The more often men purchased sex, the more they were to view sex as a commodity, and the more often they were to hold false information about prostitutes: most freely choose prostitution, they enjoy their work, they make lots of money, etc. Hughes suggested that if an education campaign debunked such beliefs and gave these men a more realistic view of the life of prostitution, they might be willing to change their behavior.25

Recently commentators in the United States have noted that pornography is becoming more culturally acceptable at the same time that it is becoming more violent and degrading toward women. This problem must be addressed in order to eliminate the demand for sexual trafficking, since researchers have found a link between pornography and prostitution, with men who solicit sex acts to be twice as likely to have viewed pornography as US men in general.

The same article reminds its readers that "Up to 800,000 people are trafficked internationally each year for sexual exploitation and forced labor, 80% of them women or girls."

I might do a bit more digging around on this subject.

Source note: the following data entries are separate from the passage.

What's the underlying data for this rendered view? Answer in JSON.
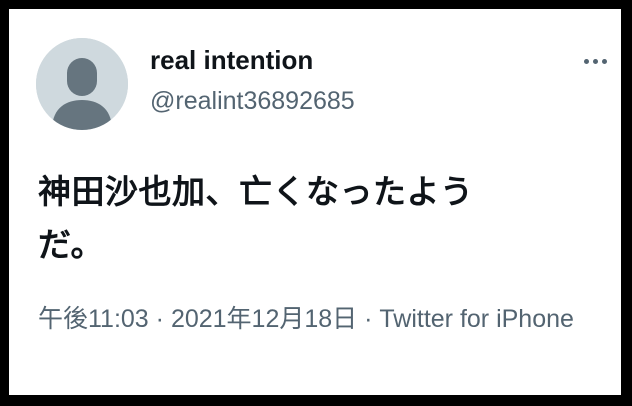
{
  "tweet": {
    "author": {
      "display_name": "real intention",
      "handle": "@realint36892685",
      "avatar_icon": "default-profile-icon"
    },
    "more_icon": "more-horizontal-icon",
    "text_line1": "神田沙也加、亡くなったよう",
    "text_line2": "だ。",
    "time": "午後11:03",
    "separator": " · ",
    "date": "2021年12月18日",
    "source": "Twitter for iPhone"
  },
  "colors": {
    "background": "#ffffff",
    "frame": "#000000",
    "text_primary": "#0f1419",
    "text_secondary": "#536471",
    "avatar_bg": "#cfd9de",
    "avatar_fg": "#66757f"
  }
}
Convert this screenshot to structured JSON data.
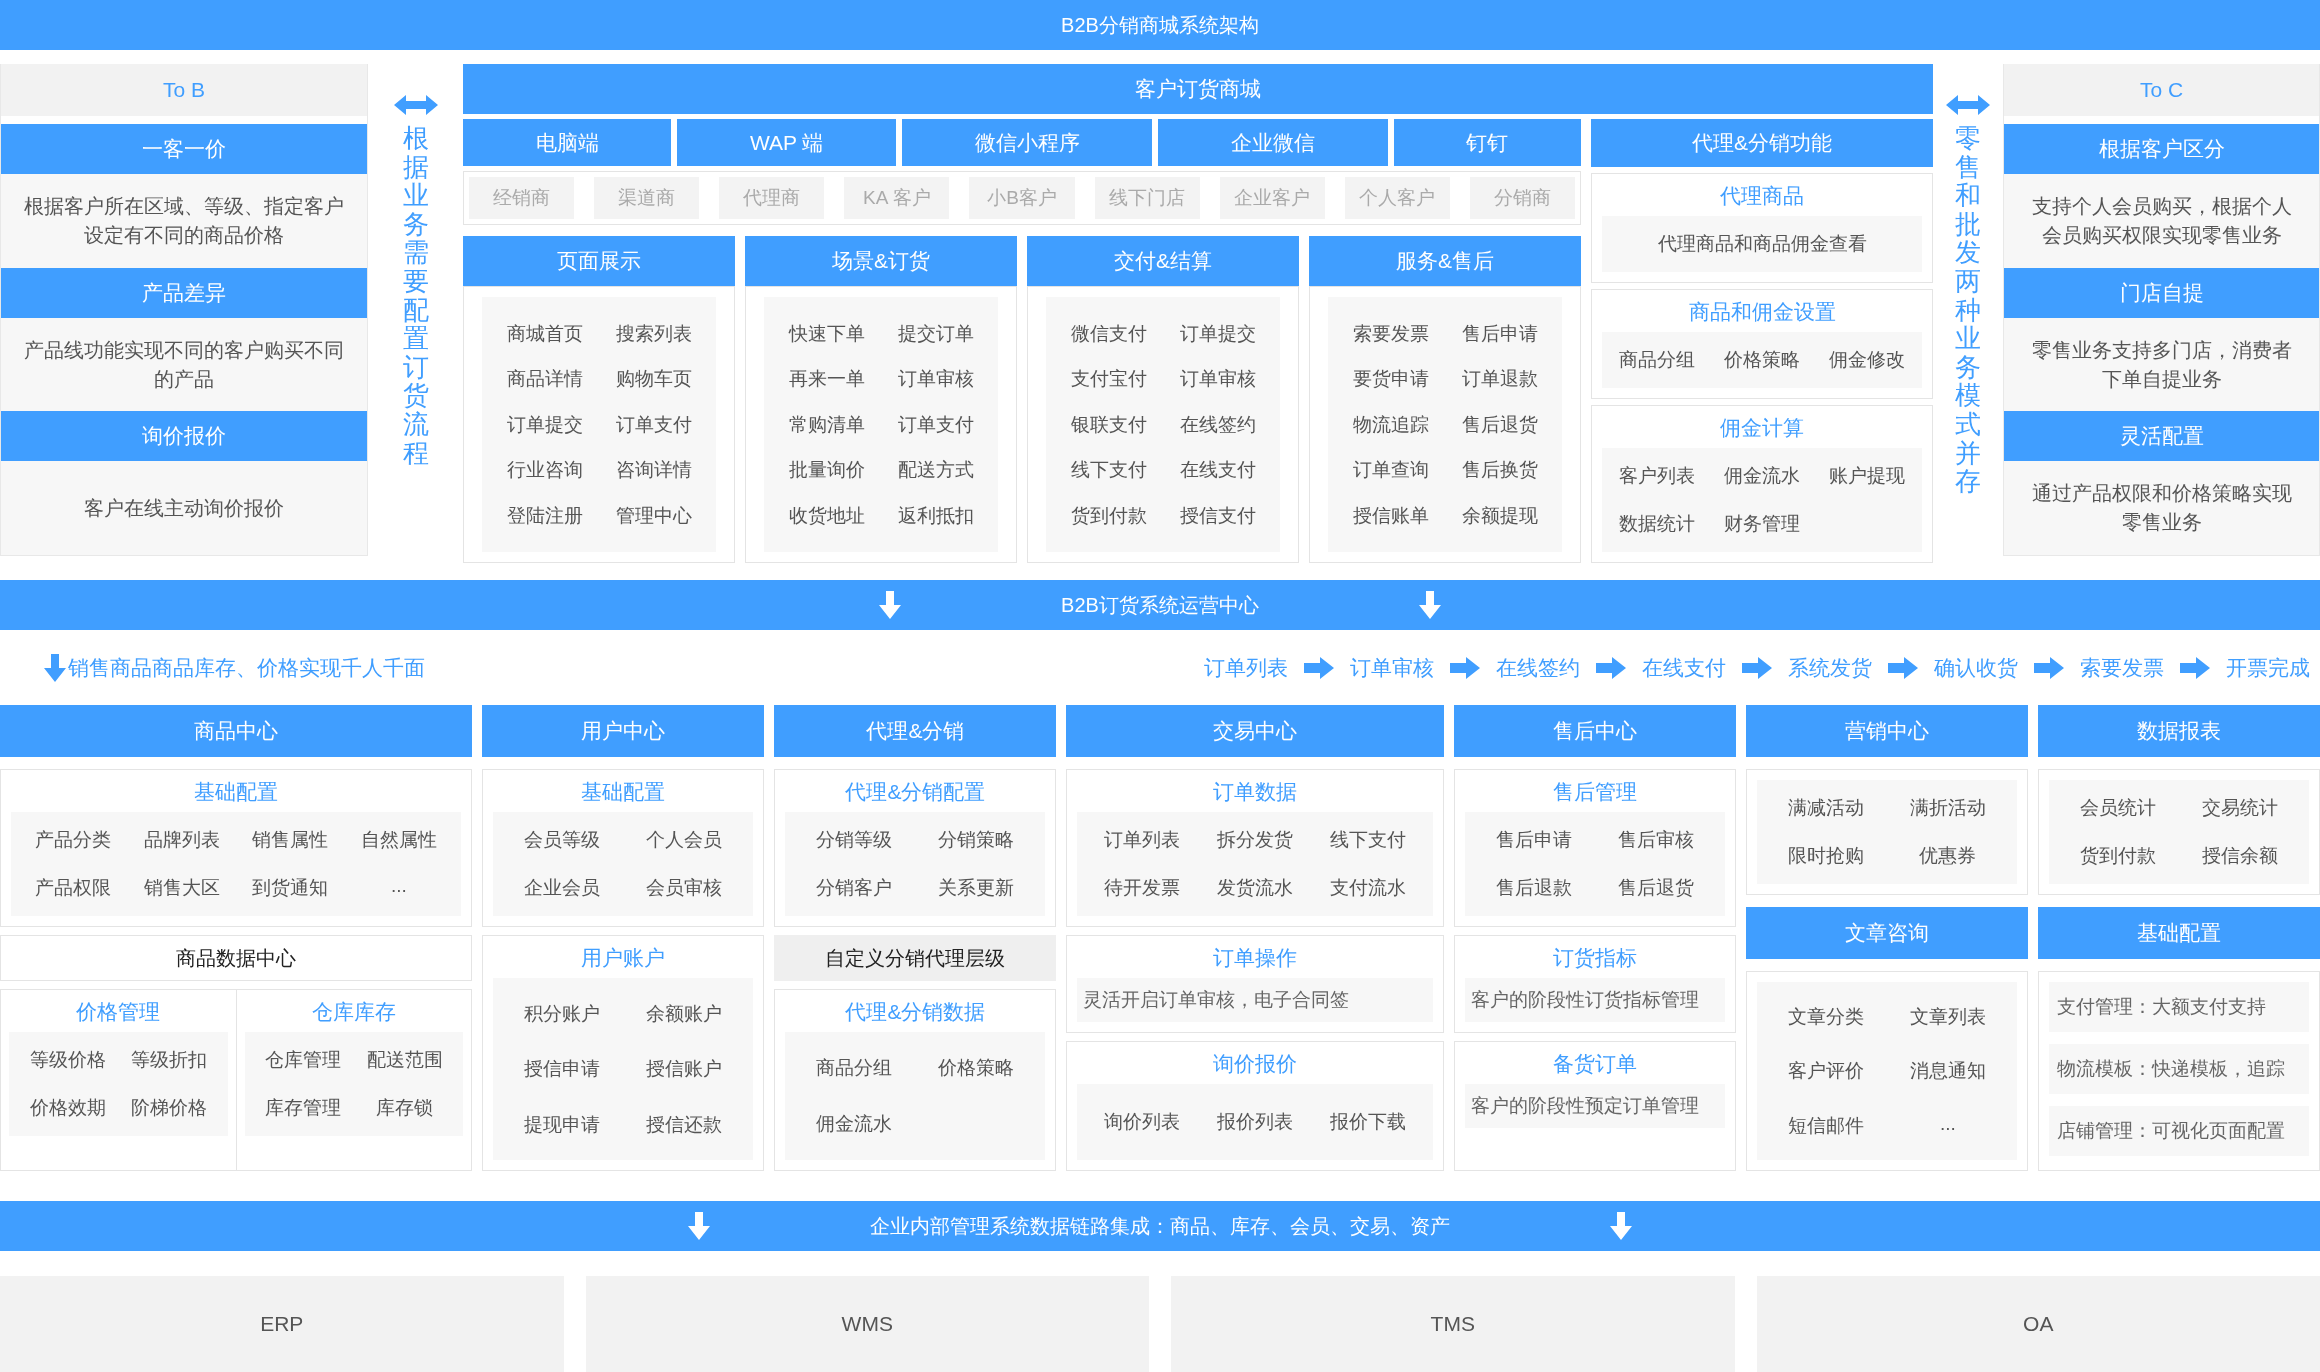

I found a pdf file of a 2004 article by Dr. Donna Hughes, Best Practices to Address the Demand Side of Sex Trafficking, you can download it here and it makes worthwhile reading.


Craig Schwarze said...

Gordo, you raise some good points and I've been giving them some thought to. Specifically on the issue of *how far* we should expect government to go in legislating a Christian morality.

I'd make the following points -

1. The governments Peter and Paul were writing under were pretty lax morally by modern standards. Vice was absolutely rampant in the ruling patrician class.

2. I see Peter and Paul admonishing Christians to avoid immorality. But I see no evidence of them petitioning government for it's outlawing.

3. There are potential separation of church and state issues here too. It's sinful to watch porn, so outlaw it. It's also sinful to reject God and not go to church. So outlaw non-attendance at church. (as you are aware, this has been done in the past).

4. Part of what you write revolves around a concern for prostitutes. Fair enough - some of them have miserable lives. But will outlawing prostitution make their lives easier?

If you've ever watched "Cops" you will see the police regularly arrests girls for prostitution (the clients as well). This seems to start a bit of a spiral downward for some of them, as they are now criminals, they have gone to jail, they become repeat offenders etc. It doesn't look like a better outcome.

Luke S. said...

Well, correlation != causation. Does any of the material you mention establish causation, or just a "link", ie correlation? Causation would be interesting, but correlation is hardly surprising really, is it?

Gordon Cheng said...

Dunno Luke. What do you think, and why?